Les élus régionaux ne placent pas seulement l’affaire sur le seul terrain de l’élégance morale. Ainsi d’Eliane Romani, chef de file du groupe écologiste, pour qui, outre que „cette annonce vient un peu vite, ce qui laisse penser que c’était déjà conclu depuis un certain temps“, le démissionnaire „utilise le réseau qu’il a acquis dans ses fonctions publiques pour aller servir une organisation privée qui a des rapports avec les collectivités“.

Même tonalité dans le groupe macroniste Renaissance du Conseil régional, comme l’explique le maire centriste de Maxéville (Meurthe-et-Moselle), Christophe Choserot, pour qui M. Rottner „part avec une quantité de données territoriales importante, alors qu’on était en plein révision du schéma régional d’aménagement.

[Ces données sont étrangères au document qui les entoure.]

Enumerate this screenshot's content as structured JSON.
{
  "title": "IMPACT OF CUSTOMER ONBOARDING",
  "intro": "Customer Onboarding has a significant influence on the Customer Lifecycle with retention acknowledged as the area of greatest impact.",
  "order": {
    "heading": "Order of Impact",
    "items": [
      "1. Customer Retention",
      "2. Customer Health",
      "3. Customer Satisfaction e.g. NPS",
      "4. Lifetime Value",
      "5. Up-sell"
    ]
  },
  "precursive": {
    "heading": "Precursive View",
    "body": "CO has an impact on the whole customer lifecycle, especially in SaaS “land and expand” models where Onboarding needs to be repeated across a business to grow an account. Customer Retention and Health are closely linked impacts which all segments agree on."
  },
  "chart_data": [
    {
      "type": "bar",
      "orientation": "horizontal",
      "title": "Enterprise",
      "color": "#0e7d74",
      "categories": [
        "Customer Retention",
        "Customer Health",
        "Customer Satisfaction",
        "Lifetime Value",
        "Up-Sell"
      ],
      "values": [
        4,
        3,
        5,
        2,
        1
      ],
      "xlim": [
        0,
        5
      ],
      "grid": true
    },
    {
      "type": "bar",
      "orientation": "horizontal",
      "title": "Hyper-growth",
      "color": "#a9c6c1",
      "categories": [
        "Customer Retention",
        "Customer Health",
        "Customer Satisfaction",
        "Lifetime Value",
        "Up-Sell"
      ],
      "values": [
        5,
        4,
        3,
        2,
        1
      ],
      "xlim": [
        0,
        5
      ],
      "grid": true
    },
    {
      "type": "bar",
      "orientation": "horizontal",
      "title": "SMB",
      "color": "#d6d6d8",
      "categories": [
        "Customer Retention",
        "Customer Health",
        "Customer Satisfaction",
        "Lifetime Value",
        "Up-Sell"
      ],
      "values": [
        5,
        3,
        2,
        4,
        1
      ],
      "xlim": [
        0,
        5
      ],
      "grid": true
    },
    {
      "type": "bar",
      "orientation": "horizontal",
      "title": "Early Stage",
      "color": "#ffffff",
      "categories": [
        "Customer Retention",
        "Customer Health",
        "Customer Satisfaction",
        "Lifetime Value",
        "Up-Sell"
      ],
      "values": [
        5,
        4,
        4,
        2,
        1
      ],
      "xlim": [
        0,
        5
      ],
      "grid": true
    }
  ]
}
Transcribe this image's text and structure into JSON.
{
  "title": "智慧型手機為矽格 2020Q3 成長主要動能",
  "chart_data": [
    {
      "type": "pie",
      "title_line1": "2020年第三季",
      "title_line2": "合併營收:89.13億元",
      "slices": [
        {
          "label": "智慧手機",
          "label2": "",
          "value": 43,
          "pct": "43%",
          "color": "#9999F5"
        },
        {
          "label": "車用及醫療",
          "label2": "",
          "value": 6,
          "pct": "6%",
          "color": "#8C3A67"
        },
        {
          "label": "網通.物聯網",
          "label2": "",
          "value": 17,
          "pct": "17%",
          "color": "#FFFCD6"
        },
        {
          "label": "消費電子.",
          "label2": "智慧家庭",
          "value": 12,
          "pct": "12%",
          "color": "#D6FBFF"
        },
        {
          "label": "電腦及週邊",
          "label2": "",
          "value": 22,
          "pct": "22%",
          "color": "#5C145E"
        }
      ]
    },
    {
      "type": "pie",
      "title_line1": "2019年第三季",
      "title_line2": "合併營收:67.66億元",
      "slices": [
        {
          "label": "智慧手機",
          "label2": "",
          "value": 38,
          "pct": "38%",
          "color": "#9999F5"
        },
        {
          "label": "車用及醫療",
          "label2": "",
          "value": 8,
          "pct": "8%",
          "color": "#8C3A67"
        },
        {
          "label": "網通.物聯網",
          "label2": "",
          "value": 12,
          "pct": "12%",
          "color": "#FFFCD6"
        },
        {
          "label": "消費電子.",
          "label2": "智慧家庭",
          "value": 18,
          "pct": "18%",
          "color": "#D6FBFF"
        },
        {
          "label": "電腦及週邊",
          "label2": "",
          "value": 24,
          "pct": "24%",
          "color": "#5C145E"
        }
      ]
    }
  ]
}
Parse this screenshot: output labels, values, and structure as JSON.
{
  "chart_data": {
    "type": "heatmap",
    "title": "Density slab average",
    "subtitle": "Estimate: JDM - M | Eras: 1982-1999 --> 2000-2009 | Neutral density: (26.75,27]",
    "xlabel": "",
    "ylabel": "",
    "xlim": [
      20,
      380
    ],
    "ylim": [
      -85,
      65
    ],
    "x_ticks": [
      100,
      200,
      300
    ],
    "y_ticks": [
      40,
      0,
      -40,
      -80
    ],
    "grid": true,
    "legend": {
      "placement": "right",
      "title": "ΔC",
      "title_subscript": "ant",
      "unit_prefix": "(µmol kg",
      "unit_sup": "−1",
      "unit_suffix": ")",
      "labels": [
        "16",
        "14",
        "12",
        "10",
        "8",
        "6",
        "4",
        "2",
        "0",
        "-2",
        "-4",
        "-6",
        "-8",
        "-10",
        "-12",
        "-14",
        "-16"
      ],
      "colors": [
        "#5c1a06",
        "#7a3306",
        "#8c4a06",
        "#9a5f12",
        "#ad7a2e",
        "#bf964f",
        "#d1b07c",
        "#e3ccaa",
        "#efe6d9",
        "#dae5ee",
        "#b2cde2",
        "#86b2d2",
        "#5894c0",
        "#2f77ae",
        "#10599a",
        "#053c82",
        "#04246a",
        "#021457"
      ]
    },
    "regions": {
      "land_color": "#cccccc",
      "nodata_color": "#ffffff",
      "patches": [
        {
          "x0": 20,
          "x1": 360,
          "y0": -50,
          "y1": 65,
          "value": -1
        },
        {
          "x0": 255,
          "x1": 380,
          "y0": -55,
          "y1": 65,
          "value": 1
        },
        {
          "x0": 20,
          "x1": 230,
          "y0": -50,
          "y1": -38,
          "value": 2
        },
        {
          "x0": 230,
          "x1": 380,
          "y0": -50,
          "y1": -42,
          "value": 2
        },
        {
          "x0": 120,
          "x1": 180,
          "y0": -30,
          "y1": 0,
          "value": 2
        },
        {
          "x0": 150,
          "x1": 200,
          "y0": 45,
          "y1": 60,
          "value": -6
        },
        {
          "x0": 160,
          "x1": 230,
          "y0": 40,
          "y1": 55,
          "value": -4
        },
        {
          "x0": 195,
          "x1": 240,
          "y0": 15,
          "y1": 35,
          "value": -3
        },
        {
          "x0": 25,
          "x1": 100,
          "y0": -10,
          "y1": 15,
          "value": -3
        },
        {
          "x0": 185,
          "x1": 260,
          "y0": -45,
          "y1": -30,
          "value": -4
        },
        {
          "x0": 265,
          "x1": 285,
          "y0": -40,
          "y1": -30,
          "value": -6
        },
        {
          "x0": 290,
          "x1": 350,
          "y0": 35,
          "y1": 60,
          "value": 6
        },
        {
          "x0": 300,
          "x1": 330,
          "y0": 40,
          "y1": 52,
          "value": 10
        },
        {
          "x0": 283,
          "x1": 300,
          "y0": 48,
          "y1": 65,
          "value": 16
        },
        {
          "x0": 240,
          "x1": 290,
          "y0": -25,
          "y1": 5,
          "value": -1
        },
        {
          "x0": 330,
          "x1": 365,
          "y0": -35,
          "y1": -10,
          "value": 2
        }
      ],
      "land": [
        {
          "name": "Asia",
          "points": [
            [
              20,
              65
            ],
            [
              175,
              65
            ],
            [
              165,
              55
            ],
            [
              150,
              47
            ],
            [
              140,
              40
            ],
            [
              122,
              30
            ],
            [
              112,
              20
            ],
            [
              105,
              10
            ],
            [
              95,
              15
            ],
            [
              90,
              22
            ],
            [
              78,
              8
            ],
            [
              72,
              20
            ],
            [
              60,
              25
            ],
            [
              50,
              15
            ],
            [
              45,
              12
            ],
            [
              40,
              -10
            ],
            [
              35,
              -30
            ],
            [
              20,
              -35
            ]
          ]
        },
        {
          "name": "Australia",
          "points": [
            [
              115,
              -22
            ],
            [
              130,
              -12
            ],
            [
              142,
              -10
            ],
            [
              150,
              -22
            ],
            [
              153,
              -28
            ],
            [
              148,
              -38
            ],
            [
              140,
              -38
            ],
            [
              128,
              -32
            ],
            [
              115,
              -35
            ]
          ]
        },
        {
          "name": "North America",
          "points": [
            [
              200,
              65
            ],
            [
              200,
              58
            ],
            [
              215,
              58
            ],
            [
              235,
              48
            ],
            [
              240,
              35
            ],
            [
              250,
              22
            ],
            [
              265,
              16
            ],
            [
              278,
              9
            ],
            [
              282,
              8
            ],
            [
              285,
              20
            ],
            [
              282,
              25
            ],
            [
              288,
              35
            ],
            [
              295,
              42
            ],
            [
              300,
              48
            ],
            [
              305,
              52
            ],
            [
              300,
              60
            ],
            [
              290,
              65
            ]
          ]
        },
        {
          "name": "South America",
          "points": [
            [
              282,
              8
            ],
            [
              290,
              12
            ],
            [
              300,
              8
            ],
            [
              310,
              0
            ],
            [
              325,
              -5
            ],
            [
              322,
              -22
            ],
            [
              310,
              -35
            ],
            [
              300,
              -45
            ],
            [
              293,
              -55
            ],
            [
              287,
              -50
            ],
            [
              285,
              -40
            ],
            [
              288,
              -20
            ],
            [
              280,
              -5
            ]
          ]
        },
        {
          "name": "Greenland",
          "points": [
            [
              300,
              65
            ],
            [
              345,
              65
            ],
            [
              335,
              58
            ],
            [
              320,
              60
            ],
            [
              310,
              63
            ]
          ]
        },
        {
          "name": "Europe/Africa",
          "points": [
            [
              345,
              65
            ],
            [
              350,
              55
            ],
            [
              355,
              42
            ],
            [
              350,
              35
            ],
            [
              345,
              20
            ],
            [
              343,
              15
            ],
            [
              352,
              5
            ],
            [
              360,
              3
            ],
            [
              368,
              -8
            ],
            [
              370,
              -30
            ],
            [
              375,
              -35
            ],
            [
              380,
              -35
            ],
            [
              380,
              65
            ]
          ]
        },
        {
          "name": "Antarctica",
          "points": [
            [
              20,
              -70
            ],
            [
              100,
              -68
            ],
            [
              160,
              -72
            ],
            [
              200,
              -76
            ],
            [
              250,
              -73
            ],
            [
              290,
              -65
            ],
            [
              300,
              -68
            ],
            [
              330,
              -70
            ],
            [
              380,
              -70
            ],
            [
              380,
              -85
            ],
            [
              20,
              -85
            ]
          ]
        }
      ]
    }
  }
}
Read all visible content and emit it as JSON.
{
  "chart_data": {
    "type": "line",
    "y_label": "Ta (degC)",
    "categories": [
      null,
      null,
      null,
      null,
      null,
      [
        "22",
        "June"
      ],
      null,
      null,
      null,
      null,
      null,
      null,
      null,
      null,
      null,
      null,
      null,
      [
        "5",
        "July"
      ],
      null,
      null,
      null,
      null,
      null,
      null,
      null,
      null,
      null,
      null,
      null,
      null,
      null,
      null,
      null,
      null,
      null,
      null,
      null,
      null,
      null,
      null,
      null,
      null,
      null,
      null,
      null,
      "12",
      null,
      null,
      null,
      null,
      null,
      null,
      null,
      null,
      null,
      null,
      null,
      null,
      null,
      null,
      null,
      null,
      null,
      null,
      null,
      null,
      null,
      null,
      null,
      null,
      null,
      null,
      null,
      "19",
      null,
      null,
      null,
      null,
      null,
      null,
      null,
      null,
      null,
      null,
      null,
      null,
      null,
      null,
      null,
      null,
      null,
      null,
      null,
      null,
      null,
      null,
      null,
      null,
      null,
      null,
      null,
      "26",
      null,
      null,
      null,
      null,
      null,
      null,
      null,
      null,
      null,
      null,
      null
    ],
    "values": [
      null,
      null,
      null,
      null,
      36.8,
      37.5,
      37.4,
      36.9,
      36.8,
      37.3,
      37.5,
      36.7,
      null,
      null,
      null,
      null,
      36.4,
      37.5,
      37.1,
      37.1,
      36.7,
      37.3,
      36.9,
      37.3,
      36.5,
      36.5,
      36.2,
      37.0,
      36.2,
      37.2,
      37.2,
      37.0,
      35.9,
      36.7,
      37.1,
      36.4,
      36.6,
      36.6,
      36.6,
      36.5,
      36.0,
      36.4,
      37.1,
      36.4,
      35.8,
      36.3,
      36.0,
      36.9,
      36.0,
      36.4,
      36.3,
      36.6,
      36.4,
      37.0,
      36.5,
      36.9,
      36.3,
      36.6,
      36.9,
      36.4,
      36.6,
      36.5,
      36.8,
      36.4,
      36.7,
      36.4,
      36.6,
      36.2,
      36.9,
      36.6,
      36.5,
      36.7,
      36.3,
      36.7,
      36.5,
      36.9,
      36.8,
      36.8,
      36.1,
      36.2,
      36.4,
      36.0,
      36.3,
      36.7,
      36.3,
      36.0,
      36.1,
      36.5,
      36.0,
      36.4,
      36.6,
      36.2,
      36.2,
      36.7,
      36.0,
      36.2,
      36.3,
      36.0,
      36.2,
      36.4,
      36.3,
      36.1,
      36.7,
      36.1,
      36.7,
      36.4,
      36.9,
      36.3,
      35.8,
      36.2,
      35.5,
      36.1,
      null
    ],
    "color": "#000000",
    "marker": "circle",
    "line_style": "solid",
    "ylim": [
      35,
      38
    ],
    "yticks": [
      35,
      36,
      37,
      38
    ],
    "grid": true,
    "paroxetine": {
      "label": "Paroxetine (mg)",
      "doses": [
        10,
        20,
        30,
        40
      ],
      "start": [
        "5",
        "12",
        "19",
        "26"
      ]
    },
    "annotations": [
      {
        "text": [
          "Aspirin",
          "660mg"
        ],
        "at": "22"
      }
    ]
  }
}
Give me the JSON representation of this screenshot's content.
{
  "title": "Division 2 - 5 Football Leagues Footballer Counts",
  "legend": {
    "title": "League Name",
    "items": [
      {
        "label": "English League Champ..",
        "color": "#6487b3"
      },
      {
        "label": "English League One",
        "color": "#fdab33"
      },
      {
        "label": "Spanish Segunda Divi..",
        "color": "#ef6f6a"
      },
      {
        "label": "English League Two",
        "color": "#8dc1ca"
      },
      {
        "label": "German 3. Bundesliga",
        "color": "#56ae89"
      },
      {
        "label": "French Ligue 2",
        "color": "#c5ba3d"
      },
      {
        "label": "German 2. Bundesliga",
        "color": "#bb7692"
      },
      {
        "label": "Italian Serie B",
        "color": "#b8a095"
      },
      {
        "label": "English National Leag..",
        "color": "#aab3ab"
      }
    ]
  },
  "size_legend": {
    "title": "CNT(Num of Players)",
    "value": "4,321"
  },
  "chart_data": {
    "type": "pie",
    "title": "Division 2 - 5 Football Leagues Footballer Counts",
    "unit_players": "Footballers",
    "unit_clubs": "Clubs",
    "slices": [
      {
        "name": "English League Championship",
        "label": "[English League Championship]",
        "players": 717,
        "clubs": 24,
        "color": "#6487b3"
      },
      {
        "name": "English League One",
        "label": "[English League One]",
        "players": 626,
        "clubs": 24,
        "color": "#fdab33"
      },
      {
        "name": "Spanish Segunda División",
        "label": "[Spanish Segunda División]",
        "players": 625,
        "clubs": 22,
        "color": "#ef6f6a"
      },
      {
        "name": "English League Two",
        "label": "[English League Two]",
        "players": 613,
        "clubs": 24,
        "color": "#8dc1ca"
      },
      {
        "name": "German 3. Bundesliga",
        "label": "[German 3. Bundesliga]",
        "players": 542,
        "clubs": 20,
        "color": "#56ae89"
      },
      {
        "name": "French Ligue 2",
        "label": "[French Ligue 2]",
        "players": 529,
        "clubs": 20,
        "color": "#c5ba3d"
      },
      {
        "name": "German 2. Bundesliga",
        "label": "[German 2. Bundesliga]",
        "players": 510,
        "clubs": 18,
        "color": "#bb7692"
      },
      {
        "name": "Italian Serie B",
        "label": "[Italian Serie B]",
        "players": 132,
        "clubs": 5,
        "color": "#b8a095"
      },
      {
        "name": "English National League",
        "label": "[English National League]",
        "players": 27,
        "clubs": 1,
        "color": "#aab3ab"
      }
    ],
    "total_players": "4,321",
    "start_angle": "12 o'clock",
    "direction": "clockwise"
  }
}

Il sait exactement quelles vont être les modifications de ce schéma, les atouts et les difficultés des territoires, ce n’est pas rien. Peut-être qu’un jour, en tant que maire, je devrai le recevoir pour tel ou tel projet … C’est troublant!“

„Ça ne le faisait plus rêver“

En septembre, cependant, la Haute Autorité pour la transparence de la vie publique (HATVP), saisie deux mois plus tôt par M. Rottner lui-même, avait rendu un avis „compatible“, quoique „avec réserves“, à sa reconversion. Elle estimait „ne pas disposer d’éléments de nature à faire douter du respect, par l’intéressé, de l’exigence de prévention des conflits d’intérêts“. Mais elle soulignait néanmoins „la nécessité d’encadrer les futures relations professionnelles“ de M. Rottner et invitait ce dernier „à s’abstenir, dans le cadre de son activité privée, d’accomplir toute démarche auprès des élus et des agents de la région Grand Est“, ce dont elle comptait assurer une surveillance régulière de trois ans.

Bref, si l’intéressé peut se prévaloir de ce feu vert de la Haute Autorité, au demeurant réticent, celle-ci semble toutefois lui mesurer sa confiance. Son successeur à la tête du Conseil régional du Grand Est sera désigné à la fin de la semaine prochaine; il pourrait s’agir de Franck Leroy, premier vice-président de la région et maire d’Epernay (Marne), proche de l’ancien premier ministre Edouard Philippe. Le député lepéniste Laurent Jacobelli est également candidat.

„Que voulez-vous, la politique ne fait plus rêver Rottner“, explique, fataliste, un de ses amis. Désamour qui, y compris sur le plan financier, relève certes de son droit le plus strict, mais ce n’est sans doute pas avec ce genre d’exemples que les politiques feront à nouveau rêver les électeurs.